8. Further deepen reform and opening up comprehensively, better serve high-quality development
We will focus on doing a good job in five major areas: technology finance, green finance, inclusive finance, pension finance, and digital finance, and increase support for stock and bond financing for enterprises that comply with national industrial policies and break through key core technologies.
Improve the multi-level capital market system. Adhere to the differentiated development of the main board, science and technology innovation board, growth enterprise board, and Beijing Stock Exchange, deepen the reform of the New Third Board, and promote the standardized development of regional equity markets.
Persist in coordinating high-level institutional opening and security of the capital market. Expand the financing channels for overseas listing of enterprises and improve the quality and efficiency of overseas listing filing management.

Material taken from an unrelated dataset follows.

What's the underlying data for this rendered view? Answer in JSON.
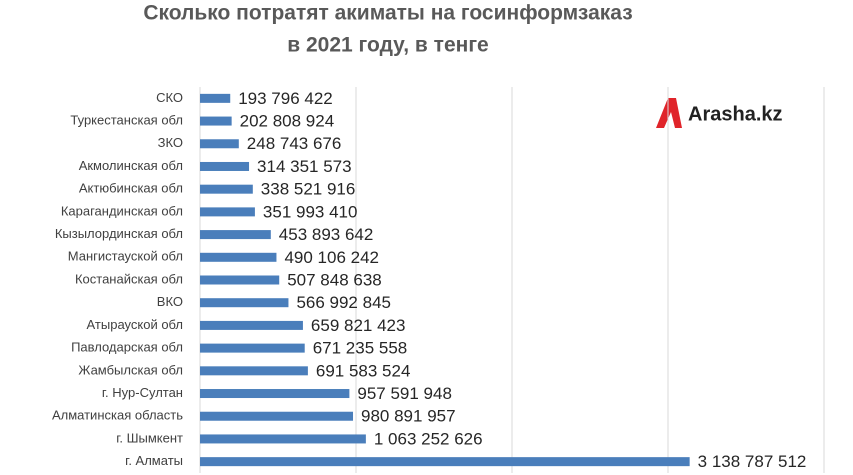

9. Promote the formation of a joint force to promote high-quality development of the capital market
Promote the strengthening of the rule of law in the capital market and significantly increase the cost of illegal activities.
Intensify the joint crackdown on illegal activities related to securities and futures. Deepen the coordination and linkage between the central, local, and inter ministerial levels.
Build a strong regulatory iron army with solid political, capability, and work style. Strictly improve the management of departing personnel from regulatory agencies, rectify issues such as "shadow shareholders", improper shareholding, political and business "revolving doors", and "runaway resignations".